Spencer had spent a month treating Ebola patients in Guinea, according to his Facebook page.

He landed at Kennedy Airport on Oct. 17 on a connecting flight from Brussels, Belgium, the sources said. With enhanced screening in place, officials checked his temperature upon arrival, and it was a healthy 98.6 degrees, the sources said.

 But on Thursday morning, he awoke with nausea, the alarming 103-degree temperature and stomach pains.

Spencer self-quarantined at his West 147th Street apartment and immediately alerted Doctors Without Borders, which notified the city Department of Health and Mental Hygiene and Mental Hygiene.

“After consulting with the hospital and the CDC, DOHMH has decided to conduct a test for the Ebola virus because of this patient’s recent travel history, pattern of symptoms and past work,” the agency said in a statement.

An army of emergency vehicles swarmed Spencer’s block around noon and completely shut the street down.

A witness saw a person huddled in a wheelchair and swaddled in blankets being lifted onto a stretcher and into an ambulance.

FDNY specialists in hazmat suits sealed off his fifth-floor apartment, sources said. Spencer was taken to Bellevue, which has been outfitted to treat any Ebola cases that arise in New York.

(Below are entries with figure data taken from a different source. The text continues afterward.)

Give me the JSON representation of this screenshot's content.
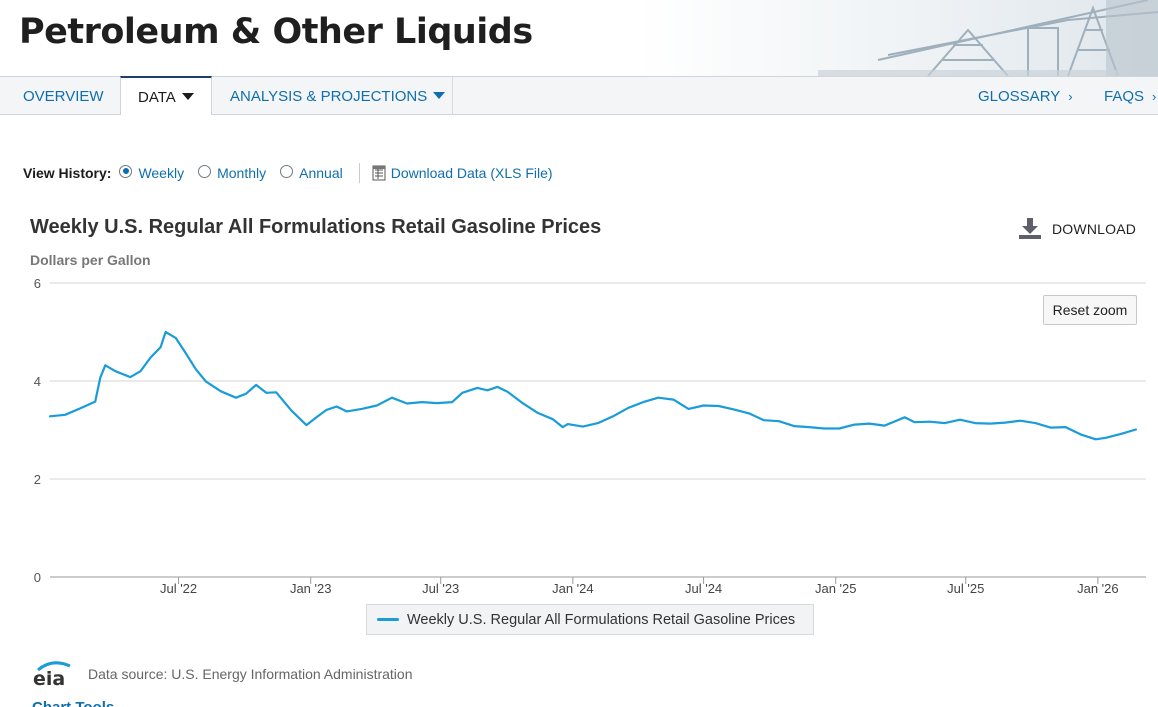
{
  "page": {
    "title": "Petroleum & Other Liquids"
  },
  "nav": {
    "overview": "OVERVIEW",
    "data": "DATA",
    "analysis": "ANALYSIS & PROJECTIONS",
    "glossary": "GLOSSARY",
    "faqs": "FAQS",
    "chevron": "›"
  },
  "history": {
    "label": "View History:",
    "options": [
      {
        "label": "Weekly",
        "selected": true
      },
      {
        "label": "Monthly",
        "selected": false
      },
      {
        "label": "Annual",
        "selected": false
      }
    ],
    "download_link": "Download Data (XLS File)"
  },
  "chart_controls": {
    "download_label": "DOWNLOAD",
    "reset_zoom": "Reset zoom"
  },
  "source": {
    "text": "Data source: U.S. Energy Information Administration",
    "logo_text": "eia"
  },
  "footer_cut": {
    "text": "Chart Tools"
  },
  "colors": {
    "series": "#1a9cd8",
    "link": "#0f6fae",
    "grid": "#d6d6d6"
  },
  "icons": [
    "radio-icon",
    "spreadsheet-icon",
    "download-icon",
    "eia-logo",
    "pumpjack-graphic",
    "caret-down-icon"
  ],
  "chart_data": {
    "type": "line",
    "title": "Weekly U.S. Regular All Formulations Retail Gasoline Prices",
    "ylabel": "Dollars per Gallon",
    "xlabel": "",
    "ylim": [
      0,
      6
    ],
    "yticks": [
      0,
      2,
      4,
      6
    ],
    "xlim": [
      "2022-01-03",
      "2026-03-09"
    ],
    "xticks": [
      {
        "date": "2022-07-01",
        "label": "Jul '22"
      },
      {
        "date": "2023-01-01",
        "label": "Jan '23"
      },
      {
        "date": "2023-07-01",
        "label": "Jul '23"
      },
      {
        "date": "2024-01-01",
        "label": "Jan '24"
      },
      {
        "date": "2024-07-01",
        "label": "Jul '24"
      },
      {
        "date": "2025-01-01",
        "label": "Jan '25"
      },
      {
        "date": "2025-07-01",
        "label": "Jul '25"
      },
      {
        "date": "2026-01-01",
        "label": "Jan '26"
      }
    ],
    "grid": true,
    "legend_position": "bottom",
    "series": [
      {
        "name": "Weekly U.S. Regular All Formulations Retail Gasoline Prices",
        "color": "#1a9cd8",
        "points": [
          [
            "2022-01-03",
            3.28
          ],
          [
            "2022-01-24",
            3.31
          ],
          [
            "2022-02-14",
            3.44
          ],
          [
            "2022-03-07",
            3.58
          ],
          [
            "2022-03-14",
            4.07
          ],
          [
            "2022-03-21",
            4.32
          ],
          [
            "2022-04-04",
            4.2
          ],
          [
            "2022-04-25",
            4.08
          ],
          [
            "2022-05-09",
            4.2
          ],
          [
            "2022-05-23",
            4.48
          ],
          [
            "2022-06-06",
            4.69
          ],
          [
            "2022-06-13",
            5.0
          ],
          [
            "2022-06-27",
            4.88
          ],
          [
            "2022-07-11",
            4.57
          ],
          [
            "2022-07-25",
            4.24
          ],
          [
            "2022-08-08",
            3.99
          ],
          [
            "2022-08-29",
            3.79
          ],
          [
            "2022-09-19",
            3.66
          ],
          [
            "2022-10-03",
            3.74
          ],
          [
            "2022-10-17",
            3.92
          ],
          [
            "2022-10-31",
            3.76
          ],
          [
            "2022-11-14",
            3.77
          ],
          [
            "2022-12-05",
            3.4
          ],
          [
            "2022-12-26",
            3.1
          ],
          [
            "2023-01-09",
            3.26
          ],
          [
            "2023-01-23",
            3.41
          ],
          [
            "2023-02-06",
            3.48
          ],
          [
            "2023-02-20",
            3.38
          ],
          [
            "2023-03-13",
            3.43
          ],
          [
            "2023-04-03",
            3.5
          ],
          [
            "2023-04-24",
            3.66
          ],
          [
            "2023-05-15",
            3.54
          ],
          [
            "2023-06-05",
            3.57
          ],
          [
            "2023-06-26",
            3.55
          ],
          [
            "2023-07-17",
            3.57
          ],
          [
            "2023-07-31",
            3.76
          ],
          [
            "2023-08-21",
            3.86
          ],
          [
            "2023-09-04",
            3.81
          ],
          [
            "2023-09-18",
            3.88
          ],
          [
            "2023-10-02",
            3.78
          ],
          [
            "2023-10-23",
            3.55
          ],
          [
            "2023-11-13",
            3.35
          ],
          [
            "2023-12-04",
            3.22
          ],
          [
            "2023-12-18",
            3.06
          ],
          [
            "2023-12-25",
            3.12
          ],
          [
            "2024-01-15",
            3.07
          ],
          [
            "2024-02-05",
            3.14
          ],
          [
            "2024-02-26",
            3.28
          ],
          [
            "2024-03-18",
            3.45
          ],
          [
            "2024-04-08",
            3.57
          ],
          [
            "2024-04-29",
            3.66
          ],
          [
            "2024-05-20",
            3.62
          ],
          [
            "2024-06-10",
            3.43
          ],
          [
            "2024-07-01",
            3.5
          ],
          [
            "2024-07-22",
            3.49
          ],
          [
            "2024-08-12",
            3.42
          ],
          [
            "2024-09-02",
            3.34
          ],
          [
            "2024-09-23",
            3.2
          ],
          [
            "2024-10-14",
            3.18
          ],
          [
            "2024-11-04",
            3.08
          ],
          [
            "2024-11-25",
            3.06
          ],
          [
            "2024-12-16",
            3.03
          ],
          [
            "2025-01-06",
            3.03
          ],
          [
            "2025-01-27",
            3.11
          ],
          [
            "2025-02-17",
            3.13
          ],
          [
            "2025-03-10",
            3.09
          ],
          [
            "2025-04-07",
            3.26
          ],
          [
            "2025-04-21",
            3.16
          ],
          [
            "2025-05-12",
            3.17
          ],
          [
            "2025-06-02",
            3.14
          ],
          [
            "2025-06-23",
            3.21
          ],
          [
            "2025-07-14",
            3.14
          ],
          [
            "2025-08-04",
            3.13
          ],
          [
            "2025-08-25",
            3.15
          ],
          [
            "2025-09-15",
            3.19
          ],
          [
            "2025-10-06",
            3.14
          ],
          [
            "2025-10-27",
            3.05
          ],
          [
            "2025-11-17",
            3.06
          ],
          [
            "2025-12-08",
            2.91
          ],
          [
            "2025-12-29",
            2.81
          ],
          [
            "2026-01-12",
            2.84
          ],
          [
            "2026-02-02",
            2.92
          ],
          [
            "2026-02-23",
            3.01
          ]
        ]
      }
    ]
  }
}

As doctors waited for his test results, a team of disease detectives searched for everyone who had been in contact with Spencer. That includes Dixon, who was picked up at her Downtown Brooklyn office on Thursday afternoon. So far, she has not shown any symptoms.

Neighbors have seen the couple around town since he arrived home. Dixon even dropped off the couple’s clothes at a local dry cleaner on Wednesday.

“I washed his clothes. I’ll be OK, right? It’ll be OK,” worker John Byun, 60, asked The Post.

The NYPD’s missing-persons squad is looking at Spencer’s MetroCard, credit cards and bank statements to follow his trail since he arrived back in the city, law-enforcement sources said.

Robert Cedano, who works in Spencer’s Harlem building, said he’s concerned about catching the deadly disease.

“It’s worrisome,” he said. “I don’t know when he got back. But he’s gone now, so I’m relieved.”

Residents at the building were handed fliers with bullet points on Ebola, including symptoms and how the virus is transmitted

Neighbor Morgan Pistrana, 16, who lives next door to Spencer said he’s a friendly guy who’s dedicated to his work, which often takes him overseas.

“I’m pretty sure he’s going to be fine,” she said.

But a law-enforcement source wasn’t so confident.

“He told the authorities, ‘Yeah, I was in West Africa, I was treating Ebola patients and now have a 103 fever and stomach pains, nausea, which are the classic symptoms of Ebola,” he said.

“You do the math.”

Spencer normally works out of Columbia-Presbyterian Hospital in Manhattan but, “He has not been to work at our hospital and has not seen any patients at our hospital since his return from overseas,” the medical center said in a statement.

“Our thoughts are with him, and we wish him all the best at this time.”

At least two Doctors Without Borders workers have contracted the disease so far this year.

Norwegian physician Silje Lehne Michalsen was infected in Sierra Leone and recovered this month, according to the Nordic Page.

A French nurse was also diagnosed with Ebola on Sept. 16 while working in Monrovia, Liberia, and recovered in France, said Doctors Without Borders.

Doctors Without Borders has been fighting Ebola in West Africa since March, and they have almost 3,000 staff in the region.

They have six Ebola case-management centers and have 600 beds to keep patients they are treating in isolation.